One woman protested that the army was sending soldiers to patrol the land claimed by the Romero Group. Late last year, the governmental Human Rights Ombudsman’s Office investigated claims that soldiers were billeted in the company’s camps.
In December, Defense Ministry officials admitted that soldiers had been in the camps “not exclusively to provide security services to the Romero Group’s workers” but also to “keep subversive groups from trying to re-establish themselves in that sector.”
Although members of the subversive Tupac Amaru Revolutionary Movement trolled for recruits in the area in the 1980s and early 1990s, when most of Peru was wracked by political violence, Father Bartolini said there has been no terrorism or subversive activity around Barranquita since then.
Because only government officials have mentioned subversives, and only since the arrival of the Romero Group, he seeks the talk as a pretext for justifying heavy-handed tactics against the farmers.
Luz Adela Guillen Cornejo, a member of the Missionaries of Jesus, a Peruvian lay mission organization, worries that local teenagers doing their obligatory two-year military service could be forced to take action against their own communities.
“They shouldn’t be preparing these youths for confrontations with their own families,” she said.
The meeting ended with a call for the government to cancel the land-sale contract with the Romero Group. The next day, the mayor and about 30 community leaders headed for the city of Tarapoto – a grueling, five-hour trip that included more than a mile of slogging on foot through mud on a road made nearly impassable by the rain – to take their complaints to Cesar Villanueva Arevalo, regional president of San Martin.
Villanueva admitted that the sale was irregular and said it had not been approved by the regional government.
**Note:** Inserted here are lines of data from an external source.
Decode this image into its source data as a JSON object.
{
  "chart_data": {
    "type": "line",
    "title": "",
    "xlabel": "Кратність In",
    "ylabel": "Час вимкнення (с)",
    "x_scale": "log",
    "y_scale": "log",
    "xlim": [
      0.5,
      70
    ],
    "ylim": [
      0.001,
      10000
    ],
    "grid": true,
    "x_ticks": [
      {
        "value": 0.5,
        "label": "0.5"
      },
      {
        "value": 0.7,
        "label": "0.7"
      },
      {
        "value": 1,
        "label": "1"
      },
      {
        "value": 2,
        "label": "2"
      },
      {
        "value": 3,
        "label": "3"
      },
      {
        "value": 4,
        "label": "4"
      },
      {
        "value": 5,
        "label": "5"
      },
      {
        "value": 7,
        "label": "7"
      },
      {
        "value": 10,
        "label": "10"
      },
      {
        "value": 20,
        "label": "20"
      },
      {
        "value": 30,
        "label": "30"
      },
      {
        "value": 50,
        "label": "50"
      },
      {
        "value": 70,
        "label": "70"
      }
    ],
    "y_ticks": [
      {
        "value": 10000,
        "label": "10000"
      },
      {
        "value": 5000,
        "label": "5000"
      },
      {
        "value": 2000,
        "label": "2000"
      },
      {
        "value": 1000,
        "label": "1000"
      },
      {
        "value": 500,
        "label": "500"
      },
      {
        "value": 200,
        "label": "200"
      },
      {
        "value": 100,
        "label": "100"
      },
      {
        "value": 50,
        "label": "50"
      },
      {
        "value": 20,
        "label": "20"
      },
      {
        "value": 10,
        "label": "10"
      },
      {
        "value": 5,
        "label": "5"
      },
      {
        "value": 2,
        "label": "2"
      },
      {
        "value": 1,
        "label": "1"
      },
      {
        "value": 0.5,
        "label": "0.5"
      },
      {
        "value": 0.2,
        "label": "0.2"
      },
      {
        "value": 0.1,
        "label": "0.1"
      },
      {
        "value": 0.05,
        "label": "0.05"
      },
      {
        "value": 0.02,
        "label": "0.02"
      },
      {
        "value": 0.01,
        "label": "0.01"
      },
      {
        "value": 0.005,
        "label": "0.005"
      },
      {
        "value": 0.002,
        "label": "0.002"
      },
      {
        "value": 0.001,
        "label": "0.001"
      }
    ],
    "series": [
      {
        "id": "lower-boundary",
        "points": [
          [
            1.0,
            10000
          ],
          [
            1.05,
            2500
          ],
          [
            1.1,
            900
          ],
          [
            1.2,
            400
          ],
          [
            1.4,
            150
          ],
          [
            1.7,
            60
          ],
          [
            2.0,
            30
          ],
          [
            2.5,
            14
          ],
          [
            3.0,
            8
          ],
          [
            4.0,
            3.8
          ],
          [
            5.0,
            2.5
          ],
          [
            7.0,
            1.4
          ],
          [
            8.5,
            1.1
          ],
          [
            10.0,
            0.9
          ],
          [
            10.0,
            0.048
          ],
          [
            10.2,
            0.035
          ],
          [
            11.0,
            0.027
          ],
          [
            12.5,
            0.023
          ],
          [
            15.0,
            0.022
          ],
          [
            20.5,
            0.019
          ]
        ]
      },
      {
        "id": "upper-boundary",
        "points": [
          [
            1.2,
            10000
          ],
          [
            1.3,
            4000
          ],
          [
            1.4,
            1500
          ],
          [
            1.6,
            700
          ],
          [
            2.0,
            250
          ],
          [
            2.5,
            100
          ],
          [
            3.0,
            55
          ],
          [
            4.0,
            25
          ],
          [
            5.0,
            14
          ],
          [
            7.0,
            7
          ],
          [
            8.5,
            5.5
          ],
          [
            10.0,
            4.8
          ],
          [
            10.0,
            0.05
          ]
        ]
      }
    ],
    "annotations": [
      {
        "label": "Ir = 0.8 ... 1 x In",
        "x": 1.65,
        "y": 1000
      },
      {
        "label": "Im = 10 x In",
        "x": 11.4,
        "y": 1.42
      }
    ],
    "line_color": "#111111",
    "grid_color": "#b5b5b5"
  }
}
“We know the Romero Group is causing the deterioration of primary forests, with deforestation and alteration of the ecosystem,” Villanueva said. He told the community leaders that the regional government plans to go to court in April to block the land sale.
Nevertheless, local church workers wonder why the government had not sought an injunction to stop the company from building roads and cutting trees. By the time a legal case winds through Peru’s sluggish court system, it could be too late for the farmers to save their land.
Several community leaders told Villanueva that the church was their strongest ally in the struggle. Father Bartolini, Guillen and other church workers said they are aware their support could put them in the same danger that church workers in the Brazilian Amazon have faced. In 2005, gunmen killed U.S. Sister Dorothy Stang, a member of the Sisters of Notre Dame de Namur who stood up for small farmers who were being displaced by ranchers.
But although they have received threats – and a year ago someone painted slogans on the church wall, apparently trying to make it appear to be the work of a terrorist group – they remain determined to defend the farmers’ land rights.
The struggle is taking a toll. In March, members of a civil defense patrol in San Juan de Pacchilla stopped a company worker and a government official who were surveying land in the community and took them to Barranquita. The two sued 11 people, including Mayor Cesar Soria, Father Bartolini, Guillen, several town council members and other local leaders, claiming they were kidnapped.
The defendants say the two were not held captive, but that they were prevented from leaving town because local residents set up roadblocks. A court ruling is expected soon. Meanwhile, the defendants must make a monthly trip to the provincial capital to sign in with the court.
In Father Bartolini’s view, the land-rights matter is exacting a dual price. Not only are the farmers in danger of losing their land, but the problem has also taken up much of the small pastoral team’s time.
“It’s been three years,” he said. “How many more things we could have done for the people if it weren’t for this.”